Celles-ci sont fréquemment retenues à l'amont de petits barrages en
terre.
Les sols, acides et souvent cuirassés, sont de
qualité médiocre. Ceux des vallées, les plus riches, ont été délaissés
par les populations à cause de l'onchocercose.
La formation végétale la plus fréquente est la
savane, avec un tapis de graminées sous un étage arboré. Mais, si dans
le Sud elle est à la limite de la forêt claire, dans le Nord elle fait
place à une steppe, essentiellement formée de graminées auxquelles
s'ajoutent quelques buissons et quelques épineux.
2. La population
Les Mossis, majoritaires, représentent près de 50 % de
la population.
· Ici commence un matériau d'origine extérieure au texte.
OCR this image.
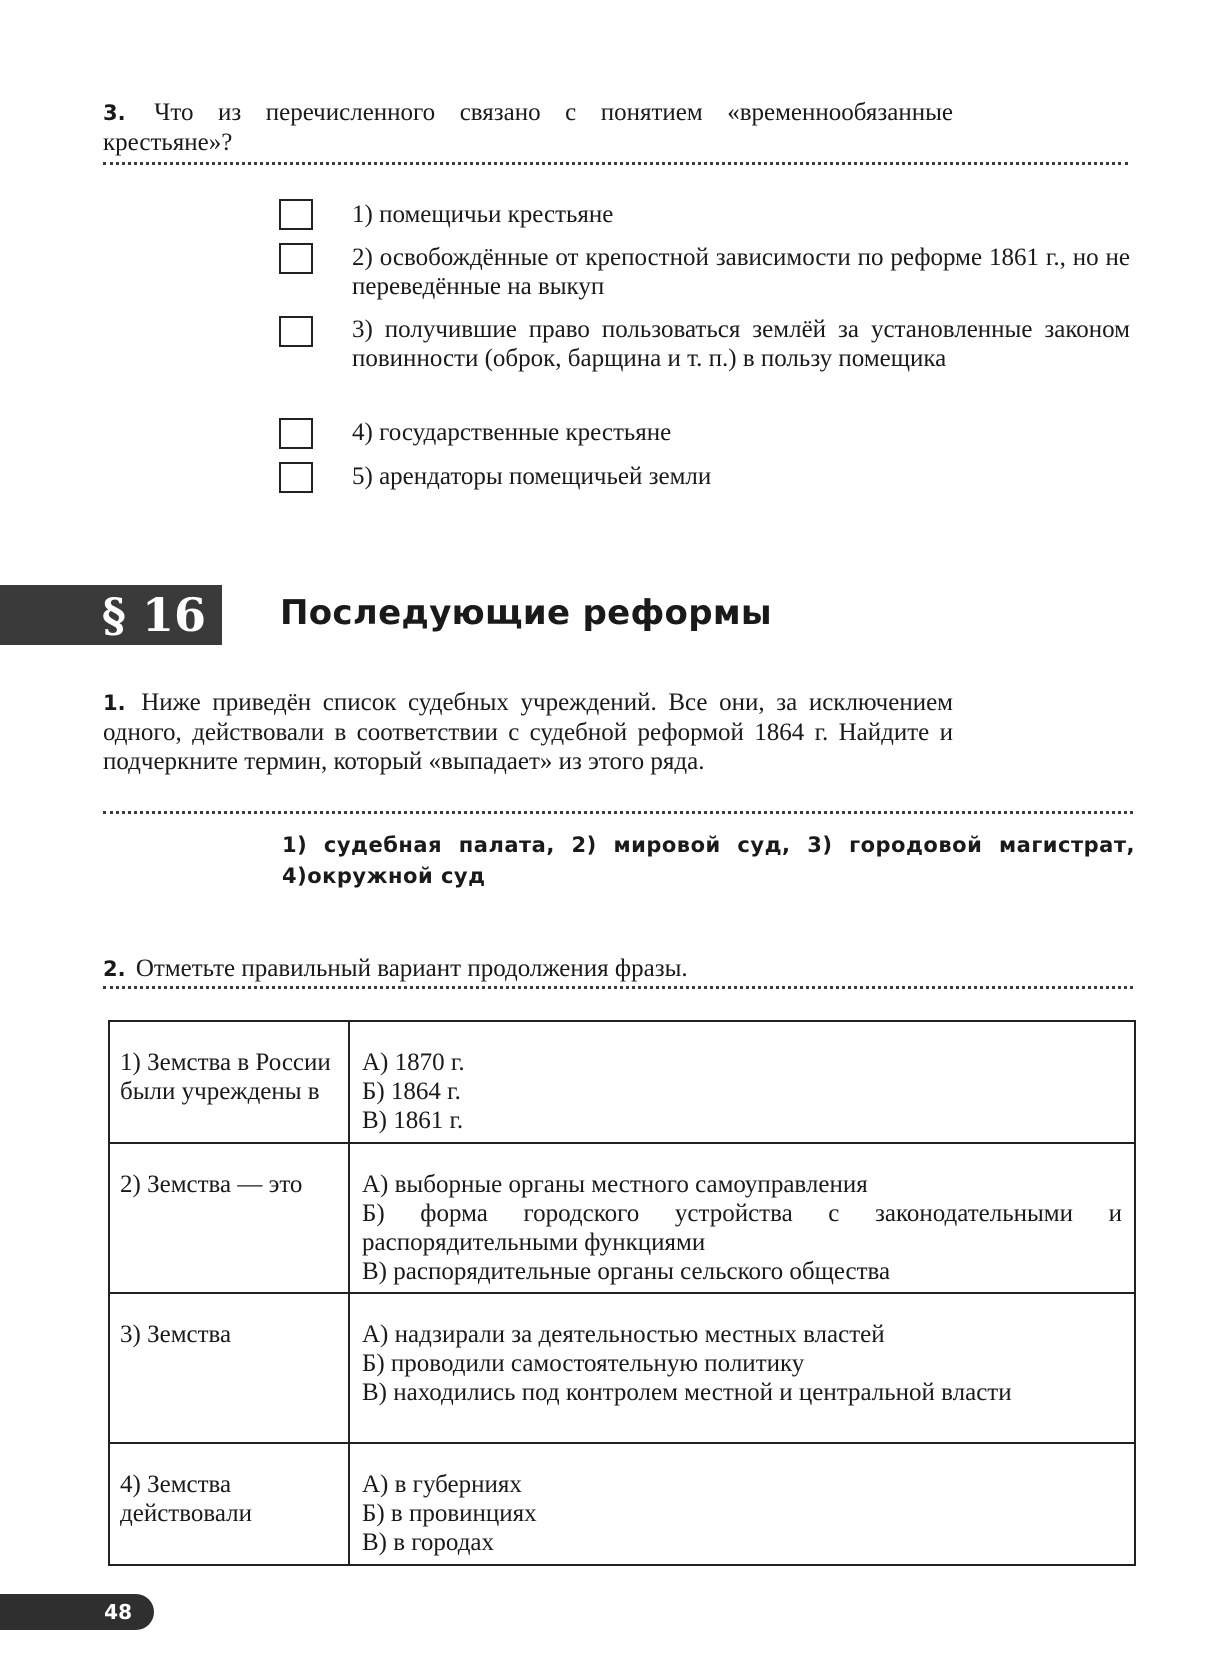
3. Что из перечисленного связано с понятием «временнообязанные крестьяне»?
1) помещичьи крестьяне
2) освобождённые от крепостной зависимости по реформе 1861 г., но не переведённые на выкуп
3) получившие право пользоваться землёй за установленные законом повинности (оброк, барщина и т. п.) в пользу помещика
4) государственные крестьяне
5) арендаторы помещичьей земли
§ 16	Последующие реформы
1. Ниже приведён список судебных учреждений. Все они, за исключением одного, действовали в соответствии с судебной реформой 1864 г. Найдите и подчеркните термин, который «выпадает» из этого ряда.
1) судебная палата, 2) мировой суд, 3) городовой магистрат, 4)окружной суд
2. Отметьте правильный вариант продолжения фразы.
1) Земства в России были учреждены в	А) 1870 г.
Б) 1864 г.
В) 1861 г.

2) Земства — это	А) выборные органы местного самоуправления
Б) форма городского устройства с законодательными и распорядительными функциями
В) распорядительные органы сельского общества

3) Земства	А) надзирали за деятельностью местных властей
Б) проводили самостоятельную политику
В) находились под контролем местной и центральной власти

4) Земства действовали	А) в губерниях
Б) в провинциях
В) в городах
48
Le reste se partage entre de nombreuses ethnies (Peuls
au nord, Bobos à l'ouest, Bissas et Gourmantchés à l'est…). Le Burkina
connaît, depuis quelques décennies, une véritable explosion
démographique. De 4,5 millions d'habitants en 1960, la population est
passée à 12,3 millions en 2001 : 47,3 % d'entre eux sont âgés de moins
de 15 ans. Ces chiffres donnent la mesure du problème démographique
burkinabé – 6,8 enfants par femme –, qui doit être rapproché du faible
potentiel d'un pays sahélien peu favorisé en ressources naturelles et,
de plus, sans débouché sur la mer. Le principal mode de régulation a
toujours été l'émigration, non pas tant vers le monde développé que vers
les pays côtiers voisins, notamment le Ghana, puis la Côte d'Ivoire, au
gré des opportunités du marché du travail. On estimait que les
Burkinabé représentaient plus de 10 % de la population ivoirienne vers
1990.

Les habitants sont inégalement répartis sur le territoire : la densité moyenne est de 45 habitants par km2, mais elle ne dépasse guère 10 à 15 habitants par km2 au nord et à l'est, alors qu'elle peut atteindre jusqu'à 100 habitants par km2
(voire davantage sur le plateau mossi) dans le centre-sud du pays, où
se trouve la capitale, Ouagadougou. Cette ville, tout comme
Bobo-Dioulasso, dans le sud-ouest, connaît une forte croissance. Malgré
cela, le taux de population urbaine (17 % de citadins, contre 5 % vers
1960) demeure moins élevé que dans beaucoup de pays africains, ce qui
explique, pour une part, la faiblesse de la scolarisation – en
particulier des filles – et la lenteur de l'acceptation de l'idée de
contrôle des naissances. Le Burkina pourrait ainsi avoir 15 millions
d'habitants aux alentours de 2010.
Les religions traditionnelles sont toujours
présentes, mais elles reculent devant la forte poussée de l'islam, que
pratique au moins la moitié de la population. Le christianisme, lui
aussi en progression, reste minoritaire (moins de 15 %).
3. L'économie
Le Burkina est généralement considéré comme un pays rural, et à cette image s'associe facilement celle d'archaïsme, justifiant les interventions d'une multitude d'ONG (organisations non gouvernementales) étrangères, soucieuses de promouvoir le développement. La réalité est moins simple. D'ores et déjà, l'agriculture et l'élevage représentent moins de la moitié de la richesse nationale produite chaque année (PIB). Si les industries extractives (or, zinc, manganèse, bauxite) demeurent peu importantes, les activités de transformation progressent. Certes, le nombre des usines reste faible et se limite à quelques unités de production de biens de consommation (boissons, minoteries, textile, montage de cycles, chaussures). Par contre, ce que l'on a coutume d'appeler le « secteur informel » (qui échappe largement au contrôle de la puissance publique) est très répandu, surtout en ville, où il offre la majorité des emplois disponibles et permet de vendre des biens et des services indispensables à des prix abordables pour une population à faible revenu : construction, matériaux divers, mobilier, tissus et vêtements, coiffure, restauration rapide, réparations en tout genre… Commerces et transports « informels » sont ainsi omniprésents.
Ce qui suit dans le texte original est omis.